The town where the March and Laurence families live is never given a name in the novel, but it's clearly somewhere in New England and loosely based on Concord, Massachusetts, where Louisa May Alcott's family lived all her life. Although the March sisters will at times travel the globe – Jo goes to New York, while her sister Amy embarks on a European tour – they always come back to the family home in the northeastern United States. We realize just how proud the March girls really are of their American heritage when Laurie hosts a picnic for some visiting British friends – their pride in the democratic ideals of independence and advancement through hard work is obvious. Being in New England in the mid-nineteenth century also means they're close to the philosophical community of the Transcendentalists – you know, people like Emerson and Thoreau. Mr. March, like the real-life Bronson Alcott on whom he is based, is one of these enlightened forward-thinking men.
There are a lot of clues to the time frame in which the book takes place. The first chapter begins at Christmastime in the middle of the Civil War; it's not clear exactly what year, but sometime in the early 1860s. The first volume of the novel – the original Little Women, which ends with Chapter 23 – spans one year, from Christmas to the next Christmas, and ends with the war still going. Over the course of this first part, Jo goes from being fifteen to being sixteen.

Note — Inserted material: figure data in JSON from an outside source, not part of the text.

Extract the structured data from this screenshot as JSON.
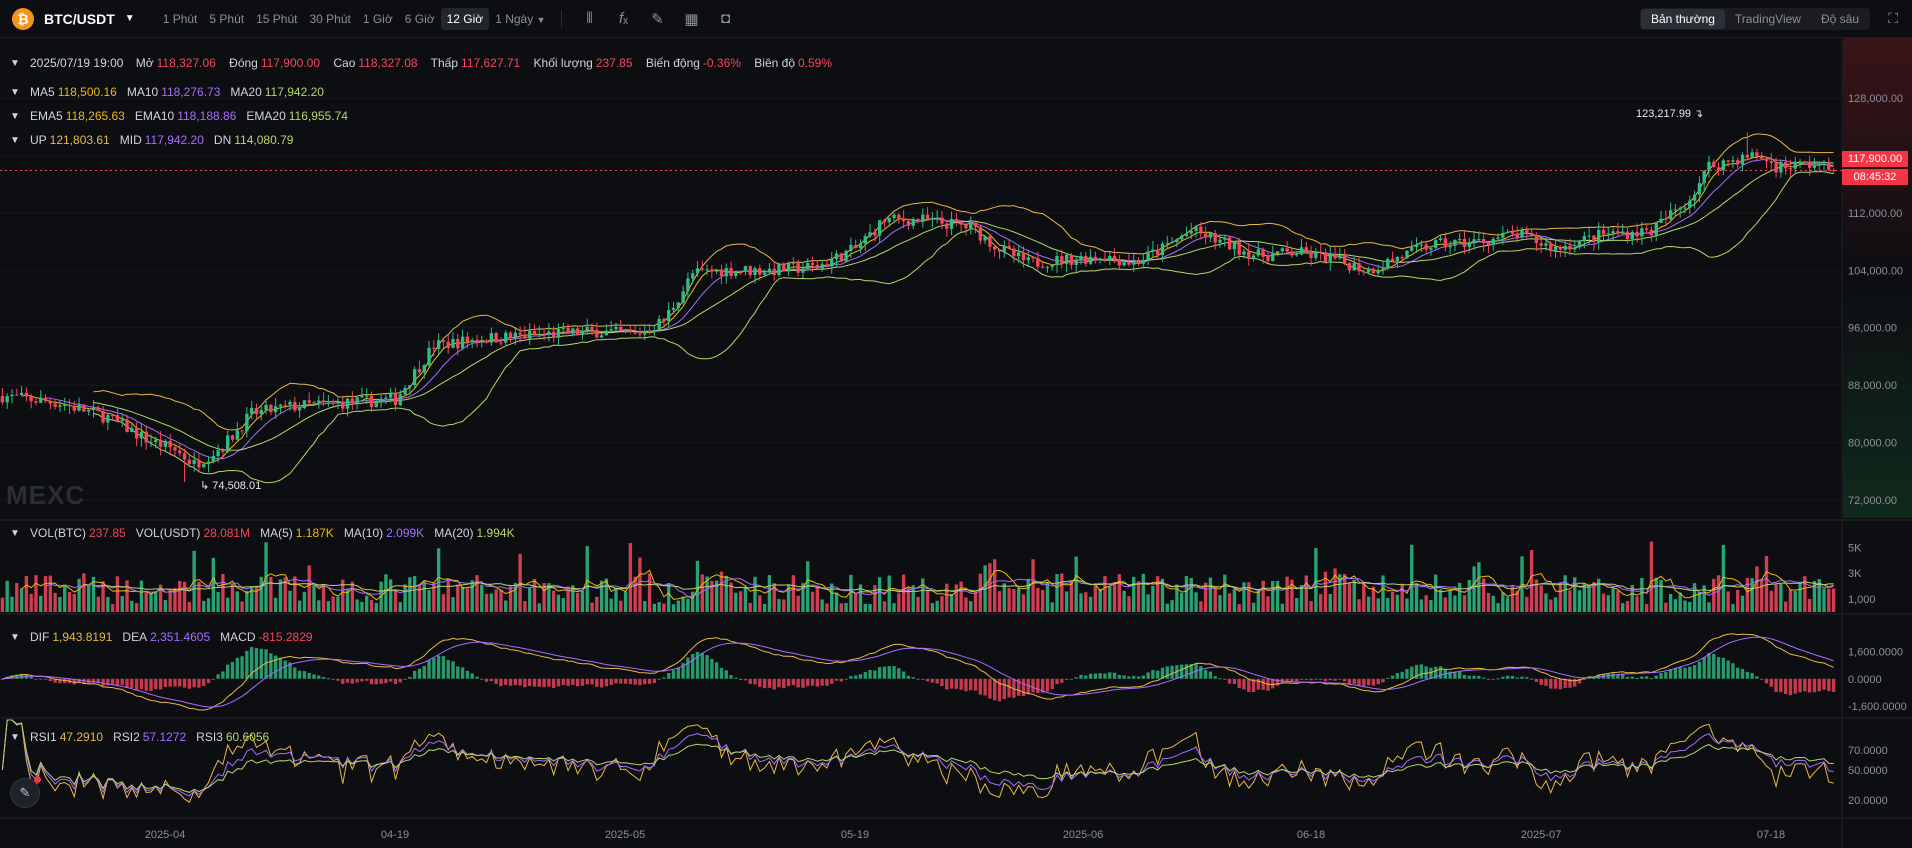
{
  "toolbar": {
    "coin_icon": "bitcoin-icon",
    "coin_glyph": "₿",
    "pair": "BTC/USDT",
    "intervals": [
      "1 Phút",
      "5 Phút",
      "15 Phút",
      "30 Phút",
      "1 Giờ",
      "6 Giờ",
      "12 Giờ",
      "1 Ngày"
    ],
    "active_interval": "12 Giờ",
    "tools": [
      "candle-type-icon",
      "indicator-fx-icon",
      "draw-pencil-icon",
      "layout-grid-icon",
      "screenshot-camera-icon"
    ],
    "views": [
      "Bản thường",
      "TradingView",
      "Độ sâu"
    ],
    "active_view": "Bản thường",
    "fullscreen_icon": "fullscreen-icon"
  },
  "ohlc": {
    "date": "2025/07/19 19:00",
    "open_label": "Mở",
    "open": "118,327.06",
    "close_label": "Đóng",
    "close": "117,900.00",
    "high_label": "Cao",
    "high": "118,327.08",
    "low_label": "Thấp",
    "low": "117,627.71",
    "volume_label": "Khối lượng",
    "volume": "237.85",
    "change_label": "Biến động",
    "change": "-0.36%",
    "amplitude_label": "Biên độ",
    "amplitude": "0.59%"
  },
  "ma": {
    "ma5_label": "MA5",
    "ma5": "118,500.16",
    "ma10_label": "MA10",
    "ma10": "118,276.73",
    "ma20_label": "MA20",
    "ma20": "117,942.20"
  },
  "ema": {
    "ema5_label": "EMA5",
    "ema5": "118,265.63",
    "ema10_label": "EMA10",
    "ema10": "118,188.86",
    "ema20_label": "EMA20",
    "ema20": "116,955.74"
  },
  "boll": {
    "up_label": "UP",
    "up": "121,803.61",
    "mid_label": "MID",
    "mid": "117,942.20",
    "dn_label": "DN",
    "dn": "114,080.79"
  },
  "vol": {
    "btc_label": "VOL(BTC)",
    "btc": "237.85",
    "usdt_label": "VOL(USDT)",
    "usdt": "28.081M",
    "ma5_label": "MA(5)",
    "ma5": "1.187K",
    "ma10_label": "MA(10)",
    "ma10": "2.099K",
    "ma20_label": "MA(20)",
    "ma20": "1.994K"
  },
  "macd": {
    "dif_label": "DIF",
    "dif": "1,943.8191",
    "dea_label": "DEA",
    "dea": "2,351.4605",
    "macd_label": "MACD",
    "macd": "-815.2829"
  },
  "rsi": {
    "rsi1_label": "RSI1",
    "rsi1": "47.2910",
    "rsi2_label": "RSI2",
    "rsi2": "57.1272",
    "rsi3_label": "RSI3",
    "rsi3": "60.6056"
  },
  "price_tag": {
    "price": "117,900.00",
    "countdown": "08:45:32"
  },
  "extremes": {
    "high": "123,217.99",
    "low": "74,508.01"
  },
  "watermark": "MEXC",
  "colors": {
    "up": "#2ebd85",
    "down": "#f6465d",
    "ma5": "#f0b90b",
    "ma10": "#a66cff",
    "ma20": "#b5d66a",
    "ema5": "#f0b90b",
    "ema10": "#a66cff",
    "ema20": "#b5d66a",
    "boll_up": "#e9b74a",
    "boll_mid": "#a66cff",
    "boll_dn": "#b5d66a",
    "rsi1": "#e9b74a",
    "rsi2": "#a66cff",
    "rsi3": "#b5d66a"
  },
  "chart_data": {
    "type": "candlestick",
    "price_axis": {
      "ticks": [
        "128,000.00",
        "120,000.00",
        "112,000.00",
        "104,000.00",
        "96,000.00",
        "88,000.00",
        "80,000.00",
        "72,000.00"
      ],
      "values": [
        128000,
        120000,
        112000,
        104000,
        96000,
        88000,
        80000,
        72000
      ],
      "range": [
        69500,
        130500
      ]
    },
    "volume_axis": {
      "ticks": [
        "5K",
        "3K",
        "1,000"
      ],
      "values": [
        5000,
        3000,
        1000
      ],
      "range": [
        0,
        6500
      ]
    },
    "macd_axis": {
      "ticks": [
        "1,600.0000",
        "0.0000",
        "-1,600.0000"
      ],
      "values": [
        1600,
        0,
        -1600
      ],
      "range": [
        -2200,
        3000
      ]
    },
    "rsi_axis": {
      "ticks": [
        "70.0000",
        "50.0000",
        "20.0000"
      ],
      "values": [
        70,
        50,
        20
      ],
      "range": [
        8,
        92
      ]
    },
    "time_axis": [
      "2025-04",
      "04-19",
      "2025-05",
      "05-19",
      "2025-06",
      "06-18",
      "2025-07",
      "07-18"
    ],
    "last_price": 117900,
    "high_point": 123217.99,
    "low_point": 74508.01,
    "trend_keypoints": [
      [
        0,
        86500
      ],
      [
        12,
        85500
      ],
      [
        22,
        83500
      ],
      [
        30,
        80500
      ],
      [
        36,
        79000
      ],
      [
        40,
        77000
      ],
      [
        46,
        79500
      ],
      [
        52,
        84000
      ],
      [
        60,
        85000
      ],
      [
        70,
        85500
      ],
      [
        82,
        86000
      ],
      [
        90,
        93500
      ],
      [
        100,
        94500
      ],
      [
        112,
        95000
      ],
      [
        124,
        95500
      ],
      [
        132,
        95000
      ],
      [
        138,
        97000
      ],
      [
        144,
        103500
      ],
      [
        150,
        104000
      ],
      [
        160,
        104000
      ],
      [
        170,
        104500
      ],
      [
        178,
        107000
      ],
      [
        184,
        111000
      ],
      [
        192,
        111000
      ],
      [
        202,
        110000
      ],
      [
        208,
        107000
      ],
      [
        214,
        105000
      ],
      [
        222,
        105500
      ],
      [
        230,
        106000
      ],
      [
        236,
        105000
      ],
      [
        242,
        107000
      ],
      [
        248,
        109500
      ],
      [
        254,
        108000
      ],
      [
        262,
        106000
      ],
      [
        270,
        106500
      ],
      [
        278,
        105500
      ],
      [
        285,
        104000
      ],
      [
        290,
        105500
      ],
      [
        298,
        107500
      ],
      [
        308,
        108000
      ],
      [
        316,
        109000
      ],
      [
        324,
        107000
      ],
      [
        334,
        109000
      ],
      [
        344,
        109500
      ],
      [
        352,
        114000
      ],
      [
        356,
        118500
      ],
      [
        362,
        119500
      ],
      [
        366,
        120000
      ],
      [
        370,
        118500
      ],
      [
        378,
        118800
      ],
      [
        382,
        117900
      ]
    ]
  }
}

The second volume of the novel, beginning with Chapter 24 and originally titled Good Wives, starts three years later. Jo seems to be nineteen, and this part of the novel spans the events of about six years – Jo is almost 25 when she becomes engaged to Mr. Bhaer, and they marry a year later, when she's presumably almost 26. The novel ends with a birthday party for Marmee five years after Jo's wedding – so Jo is just about 30, going on 31. Take-away fact: from the beginning of the first chapter to the end of the last chapter, the novel covers around fifteen years, but the last five years are summarized really fast at the very end, and another three years get skipped in the middle.
Why does this timing matter? Well, it's long – a broad swath of years which gives us a picture of the March girls from childhood through to maturity. This wide-angle view is typical of the nineteenth-century novel, which often gives a complete picture of an individual, a family, or an entire society. By contrast, the Modernist novel in the early twentieth century has a narrower focus – think of James Joyce's Ulysses, which takes place in a single day! If the fifteen years covered by Little Women aren't enough for you, then you can read the sequels Little Men and Jo's Boys, which take Jo into her fifties!